The Pauma massacre occurred in December 1846, north of Escondido, California. Luiseño Indians killed eleven Mexicans, Californio lancers who had stolen horses from them. The action was related to a series of regional conflicts during the Mexican-American War and followed the Battle of San Pasqual in California. Fundamentally, it was also related to the appropriation of Mission Luiseno land from the Luiseño after the successful mission with a population of 3,000 was secularized in 1833. Gov. José Figueroa had granted the Luiseño three pueblos including Las Flores and San Pascual. Pío Pico was to hold the mission land in trust for the government as administrator pending a decision on what to do with it. Eventually, Pico took Las Flores as his personal ranch. Pico was the man who led the Mexicans at the battle of San Pascual. The Kumeyaay Indians lived at San Pascual, though the Kumeyaay were from the next mission, San Diego, they also viewed Pio Pico with distrust, and their sympathies for the Americans may have been decisive, given their knowledge of the terrain in which they lived. The Mexicans lost and afterwards took 11 horses from a nearby Luiseño community, which then retaliated by killing 11 Mexican Californio soldiers at the Massacre of Pauma.
After the Battle of San Pasqual, the Californio lancers, a Mexican military force, broke up into different groups. A group of eleven men traveled to Rancho Pauma, owned by Jose Antonio Serrano. Along the way, the men stole a herd of fine horses belonging to the Pauma band of the Luiseño and retreated to the rancho.
Serrano, his fourteen-year-old son Jésus, and his brother-in-law Jose Aguilar had gone to Pala, where Serrano's wife and other children were staying. Before leaving, Serrano was said to overhear two Luiseño women discussing a plot to capture the Californios.

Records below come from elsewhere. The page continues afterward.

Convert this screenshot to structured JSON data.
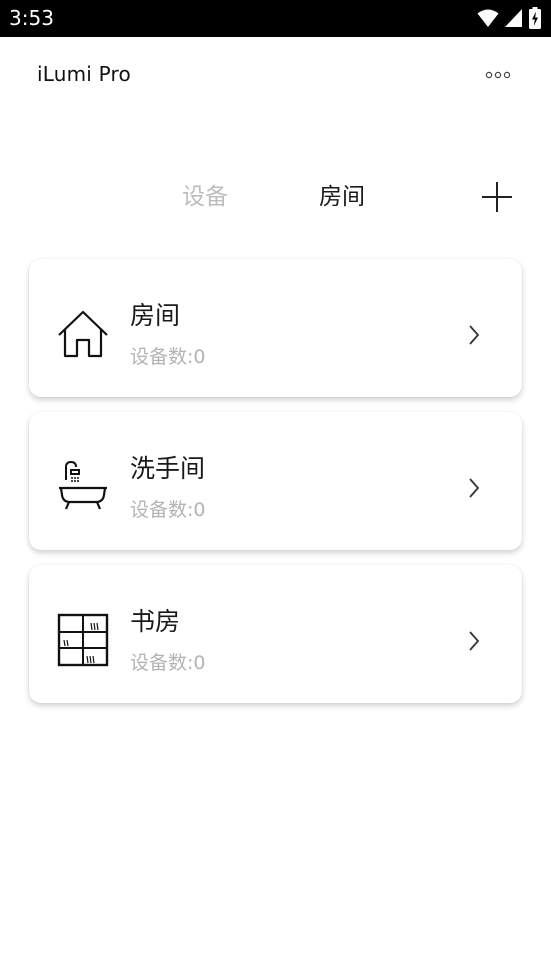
{
  "status_bar": {
    "time": "3:53",
    "icons": [
      "wifi-icon",
      "signal-icon",
      "battery-charging-icon"
    ]
  },
  "header": {
    "title": "iLumi Pro",
    "more_icon": "more-dots-icon"
  },
  "tabs": [
    {
      "label": "设备",
      "active": false
    },
    {
      "label": "房间",
      "active": true
    }
  ],
  "add_icon": "plus-icon",
  "rooms": [
    {
      "name": "房间",
      "count": "设备数:0",
      "icon": "house-icon"
    },
    {
      "name": "洗手间",
      "count": "设备数:0",
      "icon": "bathtub-icon"
    },
    {
      "name": "书房",
      "count": "设备数:0",
      "icon": "bookshelf-icon"
    }
  ],
  "colors": {
    "status_bar": "#000000",
    "text_primary": "#1a1a1a",
    "text_secondary": "#b4b4b4",
    "tab_inactive": "#bdbdbd"
  }
}
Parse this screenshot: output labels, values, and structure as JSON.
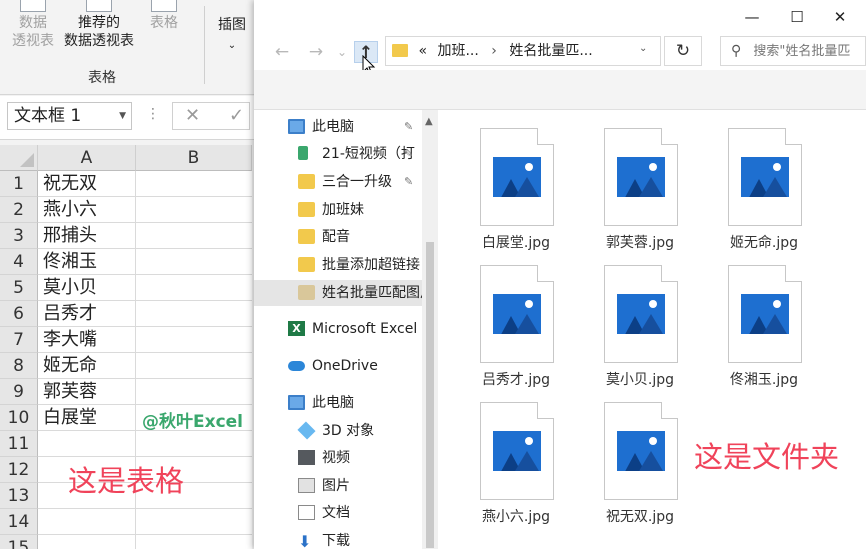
{
  "excel": {
    "ribbon": {
      "pivot_table_label_1": "数据",
      "pivot_table_label_2": "透视表",
      "recommended_pivot_label_1": "推荐的",
      "recommended_pivot_label_2": "数据透视表",
      "table_label": "表格",
      "insert_illustration_label": "插图",
      "group_label": "表格"
    },
    "formula_bar": {
      "name_box_value": "文本框 1",
      "cancel_symbol": "✕",
      "enter_symbol": "✓"
    },
    "columns": [
      "A",
      "B"
    ],
    "rows": [
      {
        "num": "1",
        "a": "祝无双"
      },
      {
        "num": "2",
        "a": "燕小六"
      },
      {
        "num": "3",
        "a": "邢捕头"
      },
      {
        "num": "4",
        "a": "佟湘玉"
      },
      {
        "num": "5",
        "a": "莫小贝"
      },
      {
        "num": "6",
        "a": "吕秀才"
      },
      {
        "num": "7",
        "a": "李大嘴"
      },
      {
        "num": "8",
        "a": "姬无命"
      },
      {
        "num": "9",
        "a": "郭芙蓉"
      },
      {
        "num": "10",
        "a": "白展堂"
      },
      {
        "num": "11",
        "a": ""
      },
      {
        "num": "12",
        "a": ""
      },
      {
        "num": "13",
        "a": ""
      },
      {
        "num": "14",
        "a": ""
      },
      {
        "num": "15",
        "a": ""
      }
    ],
    "watermark": "@秋叶Excel",
    "annotation": "这是表格"
  },
  "explorer": {
    "window_controls": {
      "minimize": "—",
      "maximize": "☐",
      "close": "✕"
    },
    "nav_buttons": {
      "back": "←",
      "forward": "→",
      "recent": "⌄",
      "up": "↑"
    },
    "address": {
      "prefix": "«",
      "crumb_1": "加班...",
      "separator": "›",
      "crumb_2": "姓名批量匹...",
      "dropdown": "⌄"
    },
    "refresh": "↻",
    "search_placeholder": "搜索\"姓名批量匹",
    "nav_pane": [
      {
        "label": "此电脑",
        "icon": "pc-icon",
        "pinned": true
      },
      {
        "label": "21-短视频（打",
        "icon": "pin-folder-icon",
        "pinned": true
      },
      {
        "label": "三合一升级",
        "icon": "folder-icon",
        "pinned": true
      },
      {
        "label": "加班妹",
        "icon": "folder-icon",
        "pinned": false
      },
      {
        "label": "配音",
        "icon": "folder-icon",
        "pinned": false
      },
      {
        "label": "批量添加超链接",
        "icon": "folder-icon",
        "pinned": false
      },
      {
        "label": "姓名批量匹配图片",
        "icon": "folder-icon",
        "pinned": false
      },
      {
        "label": "Microsoft Excel",
        "icon": "excel-icon",
        "pinned": false
      },
      {
        "label": "OneDrive",
        "icon": "onedrive-icon",
        "pinned": false
      },
      {
        "label": "此电脑",
        "icon": "pc-icon",
        "pinned": false
      },
      {
        "label": "3D 对象",
        "icon": "3d-objects-icon",
        "pinned": false
      },
      {
        "label": "视频",
        "icon": "video-icon",
        "pinned": false
      },
      {
        "label": "图片",
        "icon": "pictures-icon",
        "pinned": false
      },
      {
        "label": "文档",
        "icon": "documents-icon",
        "pinned": false
      },
      {
        "label": "下载",
        "icon": "download-icon",
        "pinned": false
      }
    ],
    "pin_glyph": "📌",
    "files": [
      {
        "name": "白展堂.jpg"
      },
      {
        "name": "郭芙蓉.jpg"
      },
      {
        "name": "姬无命.jpg"
      },
      {
        "name": "吕秀才.jpg"
      },
      {
        "name": "莫小贝.jpg"
      },
      {
        "name": "佟湘玉.jpg"
      },
      {
        "name": "燕小六.jpg"
      },
      {
        "name": "祝无双.jpg"
      }
    ],
    "annotation": "这是文件夹"
  }
}
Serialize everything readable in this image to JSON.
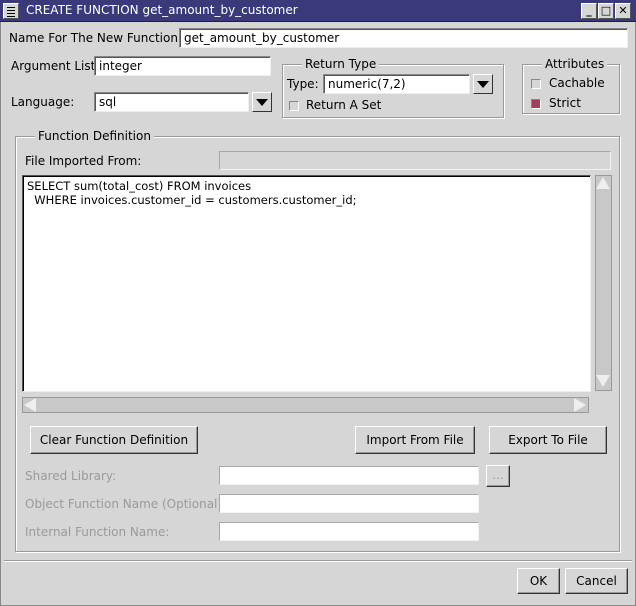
{
  "window": {
    "title": "CREATE FUNCTION get_amount_by_customer",
    "minimize_glyph": "_",
    "maximize_glyph": "□",
    "close_glyph": "✕"
  },
  "name_field": {
    "label": "Name For The New Function:",
    "value": "get_amount_by_customer"
  },
  "argument_list": {
    "label": "Argument List:",
    "value": "integer"
  },
  "language": {
    "label": "Language:",
    "value": "sql"
  },
  "return_type": {
    "title": "Return Type",
    "type_label": "Type:",
    "type_value": "numeric(7,2)",
    "return_set_label": "Return A Set",
    "return_set_checked": false
  },
  "attributes": {
    "title": "Attributes",
    "cachable_label": "Cachable",
    "cachable_checked": false,
    "strict_label": "Strict",
    "strict_checked": true
  },
  "definition": {
    "title": "Function Definition",
    "file_imported_label": "File Imported From:",
    "file_imported_value": "",
    "code": "SELECT sum(total_cost) FROM invoices\n  WHERE invoices.customer_id = customers.customer_id;",
    "clear_button": "Clear Function Definition",
    "import_button": "Import From File",
    "export_button": "Export To File"
  },
  "shared_library": {
    "label": "Shared Library:",
    "value": "",
    "browse": "..."
  },
  "object_function_name": {
    "label": "Object Function Name (Optional):",
    "value": ""
  },
  "internal_function_name": {
    "label": "Internal Function Name:",
    "value": ""
  },
  "footer": {
    "ok": "OK",
    "cancel": "Cancel"
  },
  "colors": {
    "titlebar": "#3a3a7a",
    "dialog": "#d6d6d6",
    "strict_check": "#a0405a"
  }
}
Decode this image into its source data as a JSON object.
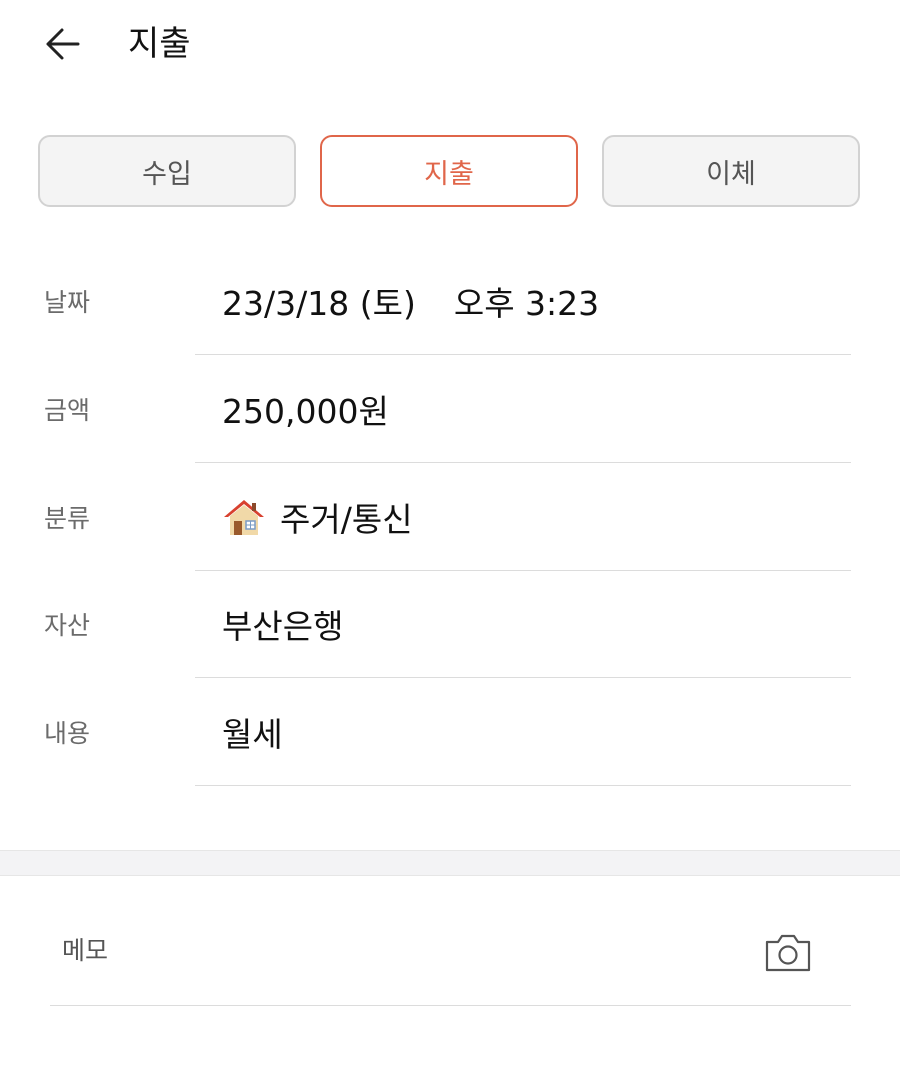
{
  "header": {
    "back_icon": "arrow-left-icon",
    "title": "지출"
  },
  "tabs": [
    {
      "label": "수입",
      "active": false
    },
    {
      "label": "지출",
      "active": true
    },
    {
      "label": "이체",
      "active": false
    }
  ],
  "colors": {
    "accent": "#e0664a",
    "label": "#6b6b6b",
    "divider": "#dcdcdc"
  },
  "fields": {
    "date": {
      "label": "날짜",
      "date": "23/3/18 (토)",
      "time": "오후 3:23"
    },
    "amount": {
      "label": "금액",
      "value": "250,000원"
    },
    "category": {
      "label": "분류",
      "icon": "house-icon",
      "value": "주거/통신"
    },
    "asset": {
      "label": "자산",
      "value": "부산은행"
    },
    "content": {
      "label": "내용",
      "value": "월세"
    }
  },
  "memo": {
    "label": "메모",
    "camera_icon": "camera-icon"
  }
}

In the evening Chief Manuelito Cota (also called Chief Manuel) took a group of the Pauma band with him to Rancho Pauma. The chief knocked on the door and introduced himself. The Californios knew the chief and had peaceful relations with him. When the Californios opened the door, the chief and his men captured the lancers.
They took eleven prisoners to El Potrero, an Indian rancheria, for the night. The next day the party traveled to Aqua Caliente (Warm Springs, now known as Warner Springs). Chief Manuel called the area bands together for a tribal council to decide the fate of the horse thieves. Most tribal chiefs believed the prisoners should be scarred and then released. William Marshall, a local American, entered the debate. He swayed the vote in favor of executing the prisoners.*(See Notes below.)
The tribal leaders decided the Californios should undergo ritual torture and execution for their crimes against the Pauma band. After the Californios witnessed the first execution, the men wept and begged for their lives. Santos Alipas, thirteen years old, stood up and reportedly said, "What's the use of crying? We can only die once; let us die like brave men." Impressed with Alipas' bravery, the Luiseños gave him a choice on how he wanted to die. The boy asked to be shot. He was immediately shot through the forehead.
When word of the massacre reached Mexican forces in Los Angeles, General José María Flores designated José del Carmen Lugo of San Bernardino to lead a group of soldiers to avenge the lancers' deaths. The soldiers carried out their mission with the aid of allied Cahuilla Indians. They killed an estimated 33-40 Luiseño warriors, including the leaders who had authorized the earlier attack on the Californios. The action was called the Temecula Massacre.